23-25 March, 2027 | Steigenberger Wiltcher's, Brussels

Is There Something Wrong With Cryptography in Certified Products? (A21a)

Investigate systemic issues in cryptographic implementations within certified products.
26 Mar 2026
11:00 am
Ballroom A

Is There Something Wrong With Cryptography in Certified Products? (A21a)

What is known about the usage of cryptographic libraries in certified software and devices? Who uses what library? What additional information can the speakers discover without having to sign an NDA? Security certification schemes like Common Criteria (CC) and FIPS 140 help users trust that IT products are secure, especially since they usually depend on cryptographic libraries for their main security features. However, a significant information gap exists regarding these libraries utilized in these certified products.

There is a gap between the formal certification documents publicly available and the actual makeup of the product ecosystem. the speakers’ study offers an extensive data-driven analysis to address this deficiency.

Using the speakers’ sec-certs framework (https://sec-certs.org/), the speakers systematically parse and analyze publicly available CC and FIPS 140 certification-related documents.

the speakers’ study transcends anecdotal evidence by utilizing these documents as a substantial data source to construct an empirical model of the cryptographic ecosystem within certified products. the speakers’ analysis measures the frequency and usage of the most commonly used cryptographic libraries.
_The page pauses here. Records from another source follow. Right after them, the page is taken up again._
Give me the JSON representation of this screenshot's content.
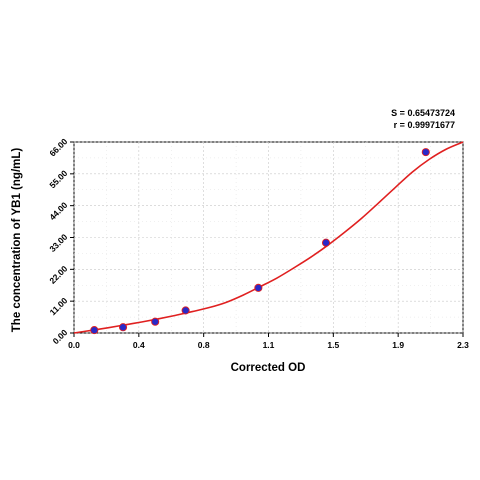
{
  "stats": {
    "s_label": "S = ",
    "s_value": "0.65473724",
    "r_label": "r = ",
    "r_value": "0.99971677"
  },
  "chart_data": {
    "type": "scatter",
    "xlabel": "Corrected OD",
    "ylabel": "The concentration of YB1 (ng/mL)",
    "xlim": [
      0.0,
      2.3
    ],
    "ylim": [
      0.0,
      66.0
    ],
    "x_ticks": [
      "0.0",
      "0.4",
      "0.8",
      "1.1",
      "1.5",
      "1.9",
      "2.3"
    ],
    "y_ticks": [
      "0.00",
      "11.00",
      "22.00",
      "33.00",
      "44.00",
      "55.00",
      "66.00"
    ],
    "grid": true,
    "series": [
      {
        "kind": "points",
        "x": [
          0.12,
          0.29,
          0.48,
          0.66,
          1.09,
          1.49,
          2.08
        ],
        "y": [
          1.0,
          2.0,
          3.9,
          7.8,
          15.6,
          31.2,
          62.5
        ]
      },
      {
        "kind": "fit-curve",
        "x": [
          0.0,
          0.1,
          0.2,
          0.3,
          0.4,
          0.5,
          0.6,
          0.7,
          0.8,
          0.9,
          1.0,
          1.1,
          1.2,
          1.3,
          1.4,
          1.5,
          1.6,
          1.7,
          1.8,
          1.9,
          2.0,
          2.1,
          2.2,
          2.3
        ],
        "y": [
          0.0,
          0.9,
          1.8,
          2.8,
          3.8,
          4.9,
          6.1,
          7.4,
          8.8,
          10.6,
          13.1,
          16.0,
          19.0,
          22.5,
          26.2,
          30.3,
          34.8,
          39.6,
          44.9,
          50.3,
          55.6,
          60.0,
          63.5,
          66.0
        ]
      }
    ],
    "point_color": "#2929c8",
    "curve_color": "#e02020"
  }
}
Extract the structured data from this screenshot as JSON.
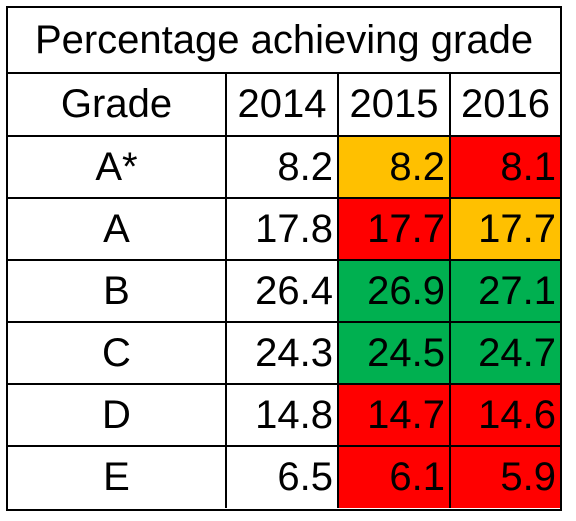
{
  "title": "Percentage achieving grade",
  "headers": [
    "Grade",
    "2014",
    "2015",
    "2016"
  ],
  "rows": [
    {
      "grade": "A*",
      "values": [
        "8.2",
        "8.2",
        "8.1"
      ],
      "colors": [
        "#ffffff",
        "#ffc000",
        "#ff0000"
      ]
    },
    {
      "grade": "A",
      "values": [
        "17.8",
        "17.7",
        "17.7"
      ],
      "colors": [
        "#ffffff",
        "#ff0000",
        "#ffc000"
      ]
    },
    {
      "grade": "B",
      "values": [
        "26.4",
        "26.9",
        "27.1"
      ],
      "colors": [
        "#ffffff",
        "#00b050",
        "#00b050"
      ]
    },
    {
      "grade": "C",
      "values": [
        "24.3",
        "24.5",
        "24.7"
      ],
      "colors": [
        "#ffffff",
        "#00b050",
        "#00b050"
      ]
    },
    {
      "grade": "D",
      "values": [
        "14.8",
        "14.7",
        "14.6"
      ],
      "colors": [
        "#ffffff",
        "#ff0000",
        "#ff0000"
      ]
    },
    {
      "grade": "E",
      "values": [
        "6.5",
        "6.1",
        "5.9"
      ],
      "colors": [
        "#ffffff",
        "#ff0000",
        "#ff0000"
      ]
    }
  ]
}
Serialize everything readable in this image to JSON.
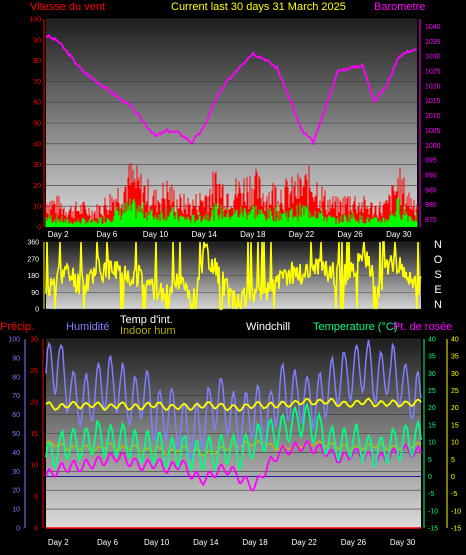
{
  "header": {
    "left_title": "Vitesse du vent",
    "center_title": "Current last 30 days 31 March 2025",
    "right_title": "Barometre"
  },
  "dir_letters": [
    "N",
    "O",
    "S",
    "E",
    "N"
  ],
  "legend": {
    "precip": "Précip.",
    "humidity": "Humidité",
    "temp_int": "Temp d'int.",
    "indoor_hum": "Indoor hum",
    "windchill": "Windchill",
    "temperature": "Temperature (°C)",
    "dewpoint": "Pt. de rosée"
  },
  "colors": {
    "wind_axis": "#ff0000",
    "gust": "#ff0000",
    "avg_wind": "#00ff00",
    "baro": "#ff00ff",
    "direction": "#ffff00",
    "humidity": "#7f7fff",
    "temp_int": "#ffff00",
    "indoor_hum": "#c0c000",
    "temperature": "#00ff7f",
    "dewpoint": "#ff00ff",
    "precip": "#ff0000",
    "title": "#ffff00",
    "white": "#ffffff"
  },
  "chart_data": [
    {
      "type": "line",
      "title": "Current last 30 days 31 March 2025",
      "x_ticks": [
        "Day 2",
        "Day 6",
        "Day 10",
        "Day 14",
        "Day 18",
        "Day 22",
        "Day 26",
        "Day 30"
      ],
      "y_left_ticks": [
        "0",
        "10",
        "20",
        "30",
        "40",
        "50",
        "60",
        "70",
        "80",
        "90",
        "100"
      ],
      "y_left_range": [
        0,
        100
      ],
      "y_right_ticks": [
        "975",
        "980",
        "985",
        "990",
        "995",
        "1000",
        "1005",
        "1010",
        "1015",
        "1020",
        "1025",
        "1030",
        "1035",
        "1040"
      ],
      "y_right_range": [
        972.5,
        1042.5
      ],
      "series": [
        {
          "name": "Barometre",
          "axis": "right",
          "days": [
            1,
            2,
            3,
            4,
            5,
            6,
            7,
            8,
            9,
            10,
            11,
            12,
            13,
            14,
            15,
            16,
            17,
            18,
            19,
            20,
            21,
            22,
            23,
            24,
            25,
            26,
            27,
            28,
            29,
            30,
            31
          ],
          "values": [
            1037,
            1035,
            1030,
            1025,
            1022,
            1019,
            1016,
            1013,
            1008,
            1003,
            1005,
            1004,
            1001,
            1006,
            1016,
            1022,
            1027,
            1031,
            1029,
            1026,
            1016,
            1005,
            1001,
            1013,
            1025,
            1026,
            1027,
            1015,
            1020,
            1030,
            1032
          ]
        },
        {
          "name": "Vitesse du vent",
          "axis": "left",
          "days": [
            1,
            2,
            3,
            4,
            5,
            6,
            7,
            8,
            9,
            10,
            11,
            12,
            13,
            14,
            15,
            16,
            17,
            18,
            19,
            20,
            21,
            22,
            23,
            24,
            25,
            26,
            27,
            28,
            29,
            30,
            31
          ],
          "gust_values": [
            15,
            13,
            10,
            11,
            9,
            14,
            20,
            28,
            22,
            16,
            21,
            14,
            13,
            17,
            25,
            20,
            22,
            26,
            18,
            21,
            20,
            23,
            26,
            15,
            12,
            16,
            13,
            11,
            12,
            25,
            15
          ],
          "avg_values": [
            6,
            5,
            3,
            4,
            3,
            6,
            9,
            12,
            10,
            7,
            10,
            6,
            5,
            7,
            10,
            8,
            9,
            11,
            7,
            9,
            8,
            10,
            11,
            6,
            4,
            7,
            5,
            4,
            5,
            13,
            6
          ]
        }
      ]
    },
    {
      "type": "line",
      "y_ticks": [
        "0",
        "90",
        "180",
        "270",
        "360"
      ],
      "y_range": [
        0,
        360
      ],
      "series": [
        {
          "name": "Direction",
          "days": [
            1,
            2,
            3,
            4,
            5,
            6,
            7,
            8,
            9,
            10,
            11,
            12,
            13,
            14,
            15,
            16,
            17,
            18,
            19,
            20,
            21,
            22,
            23,
            24,
            25,
            26,
            27,
            28,
            29,
            30,
            31
          ],
          "values": [
            60,
            200,
            180,
            120,
            210,
            220,
            200,
            190,
            170,
            90,
            60,
            200,
            40,
            300,
            200,
            60,
            50,
            80,
            100,
            140,
            200,
            180,
            230,
            200,
            170,
            200,
            280,
            60,
            250,
            200,
            120
          ]
        }
      ]
    },
    {
      "type": "line",
      "x_ticks": [
        "Day 2",
        "Day 6",
        "Day 10",
        "Day 14",
        "Day 18",
        "Day 22",
        "Day 26",
        "Day 30"
      ],
      "y_precip_ticks": [
        "0",
        "5",
        "10",
        "15",
        "20",
        "25",
        "30"
      ],
      "y_precip_range": [
        0,
        30
      ],
      "y_hum_ticks": [
        "0",
        "10",
        "20",
        "30",
        "40",
        "50",
        "60",
        "70",
        "80",
        "90",
        "100"
      ],
      "y_hum_range": [
        0,
        100
      ],
      "y_temp_ticks": [
        "-15",
        "-10",
        "-5",
        "0",
        "5",
        "10",
        "15",
        "20",
        "25",
        "30",
        "35",
        "40"
      ],
      "y_temp_range": [
        -15,
        40
      ],
      "series": [
        {
          "name": "Humidité",
          "days": [
            1,
            2,
            3,
            4,
            5,
            6,
            7,
            8,
            9,
            10,
            11,
            12,
            13,
            14,
            15,
            16,
            17,
            18,
            19,
            20,
            21,
            22,
            23,
            24,
            25,
            26,
            27,
            28,
            29,
            30,
            31
          ],
          "values": [
            82,
            88,
            72,
            65,
            70,
            78,
            74,
            66,
            72,
            58,
            62,
            55,
            50,
            58,
            68,
            60,
            56,
            62,
            55,
            72,
            70,
            68,
            66,
            73,
            80,
            82,
            86,
            78,
            84,
            76,
            68
          ]
        },
        {
          "name": "Temp d'int.",
          "days": [
            1,
            2,
            3,
            4,
            5,
            6,
            7,
            8,
            9,
            10,
            11,
            12,
            13,
            14,
            15,
            16,
            17,
            18,
            19,
            20,
            21,
            22,
            23,
            24,
            25,
            26,
            27,
            28,
            29,
            30,
            31
          ],
          "values": [
            21,
            20,
            21,
            20.5,
            21,
            20,
            21,
            20,
            20.5,
            21,
            20,
            20.5,
            20,
            21,
            20.5,
            20,
            20,
            21,
            20.5,
            21,
            21,
            22,
            21.5,
            22,
            21,
            21,
            22,
            21,
            21.5,
            21,
            21.5
          ]
        },
        {
          "name": "Indoor hum",
          "days": [
            1,
            2,
            3,
            4,
            5,
            6,
            7,
            8,
            9,
            10,
            11,
            12,
            13,
            14,
            15,
            16,
            17,
            18,
            19,
            20,
            21,
            22,
            23,
            24,
            25,
            26,
            27,
            28,
            29,
            30,
            31
          ],
          "values": [
            45,
            44,
            42,
            43,
            41,
            44,
            42,
            43,
            41,
            42,
            40,
            42,
            41,
            39,
            41,
            43,
            44,
            45,
            44,
            42,
            43,
            44,
            45,
            44,
            43,
            42,
            43,
            44,
            42,
            43,
            44
          ]
        },
        {
          "name": "Temperature (°C)",
          "days": [
            1,
            2,
            3,
            4,
            5,
            6,
            7,
            8,
            9,
            10,
            11,
            12,
            13,
            14,
            15,
            16,
            17,
            18,
            19,
            20,
            21,
            22,
            23,
            24,
            25,
            26,
            27,
            28,
            29,
            30,
            31
          ],
          "values": [
            5,
            8,
            10,
            9,
            12,
            10,
            11,
            9,
            8,
            9,
            6,
            8,
            6,
            7,
            7,
            8,
            7,
            10,
            12,
            13,
            15,
            17,
            14,
            10,
            9,
            11,
            8,
            7,
            9,
            10,
            11
          ]
        },
        {
          "name": "Pt. de rosée",
          "days": [
            1,
            2,
            3,
            4,
            5,
            6,
            7,
            8,
            9,
            10,
            11,
            12,
            13,
            14,
            15,
            16,
            17,
            18,
            19,
            20,
            21,
            22,
            23,
            24,
            25,
            26,
            27,
            28,
            29,
            30,
            31
          ],
          "values": [
            0,
            2,
            3,
            3,
            4,
            5,
            6,
            4,
            3,
            4,
            2,
            4,
            0,
            -1,
            2,
            2,
            -1,
            -3,
            3,
            7,
            8,
            9,
            8,
            7,
            5,
            7,
            6,
            5,
            6,
            8,
            7
          ]
        },
        {
          "name": "Précip.",
          "days": [
            1,
            31
          ],
          "values": [
            0,
            0
          ]
        }
      ]
    }
  ]
}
Approximately 23-25% of all new certificates issued in the last ten years mention OpenSSL, making it a major player. Followed by Network Security Services (NSS), BoringSSL, and Libgcrypt.

This heavy reliance on a small number of libraries suggests a possible cryptographic monoculture, where a flaw in one widely used library could have a disproportionately large effect on the whole certified landscape. The results indicate a systemic issue: the certification process does not ensure that the software supply chain is transparent, making it challenging to manage risks effectively. the speakers’ research establishes a fundamental quantitative baseline that underscores the necessity for more comprehensive and organized reporting of software components in security certifications.